Musique classique - Marc-André Hamelin entraîné dans le «Hattogate»!

Chaque jour nous amène son lot de révélations dans le cadre de la vaste mystification autour des enregistrements de la pianiste anglaise Joyce Hatto. Hier, l'ingénieur du son britannique Andrew Rose, de Pristine Classical, a découvert que Marc-André Hamelin a fourni sans le savoir une des plages du disque Chopin-Godowski de «Joyce Hatto».

Andrew Rose est, avec les journalistes américains Jed Distler et David Hurwitz, la personne qui s'est penchée le plus sérieusement et le plus sobrement sur ce qui, en quelques jours, est devenu le «Hattogate».

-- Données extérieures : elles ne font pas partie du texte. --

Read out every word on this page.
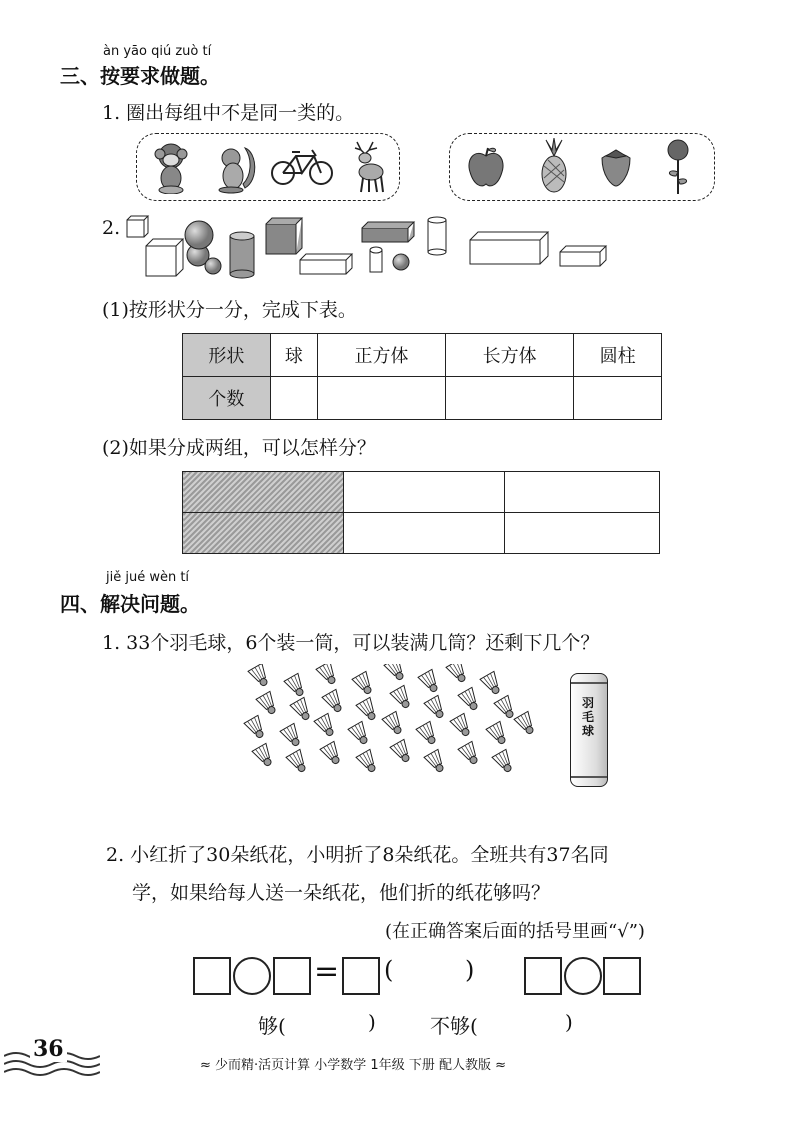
àn yāo qiú zuò tí
三、按要求做题。
1. 圈出每组中不是同一类的。
2.
(1)按形状分一分，完成下表。
形状	球	正方体	长方体	圆柱
个数				
(2)如果分成两组，可以怎样分？

jiě jué wèn tí
四、解决问题。
1. 33个羽毛球，6个装一筒，可以装满几筒？还剩下几个？
羽毛球
2. 小红折了30朵纸花，小明折了8朵纸花。全班共有37名同
学，如果给每人送一朵纸花，他们折的纸花够吗？
(在正确答案后面的括号里画“√”)
= (	)
够(	)	不够(	)
36
≈ 少而精·活页计算 小学数学 1年级 下册 配人教版 ≈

Sachant que d'autres plages du CD Chopin-Godowski sont dues à Carlo Grante, cela montre bien que l'identification des sources de plusieurs enregistrements s'avérera très délicate dans la mesure où «l'interprétation de Joyce Hatto» a été constituée à partir des disques de pianistes différents. David Hurwitz a découvert l'identité du pianiste du finale du Premier Concerto de Tchaïkovski, mais celle de l'interprète des deux premiers mouvements demeure inconnue. Je me suis cassé la tête de la même manière sur la dernière sonate de Schubert, où un scénario similaire est plus que probable.

William Barrington-Coupe, le mari de la défunte pianiste et producteur des enregistrements, a choisi le Daily Telegraph de Londres pour nier toute malversation dans l'élaboration d'un mythe discographique. M. Barrington-Coupe, très évasif, affirme toutefois ne pas pouvoir donner d'explication. Ce serait pourtant simple: il suffirait de fournir les bulletins de paie des musiciens d'orchestre engagés pour les concertos, de communiquer à des experts les bandes maîtresses des enregistrements ou de montrer ne serait-ce que les factures de matériel.

Cela étant, personne ne se plaint vraiment, car nombre de pianistes piratés ont à présent des coupures de journaux dithyrambiques de la part d'une presse musicale anglaise qui les avait snobés durant toute leur carrière. La liste des virtuoses piratés s'allonge au fur et à mesure que des passionnés, jusqu'au Japon, révèlent leurs découvertes sur Internet. À ce titre, la phrase du jour est celle du grand pianiste Gary Graffman, ancien directeur du Curtis Institute de Philadelphie, qui a déclaré au Philadelphia Inquirer: «Si aucun de ces enregistrements piratés n'est de moi, j'en serai profondément vexé!»

Dans les faits, il n'est pas évident que le principal suspect de la fraude, William Barrington-Coupe, soit inquiété. Les préjudices financiers sont minimes, les pianistes piratés peu connus sont fiers, les acheteurs floués commencent à vendre leurs disques sur eBay comme des collectors et beaucoup imaginent maintenant un film qui raconterait cette fabuleuse histoire. Aux dernières nouvelles, dans les forums de discussion sur Internet, Meryl Streep avait la cote parmi les actrices que les amateurs de piano verraient bien incarner la désormais inoubliable Joyce Hatto.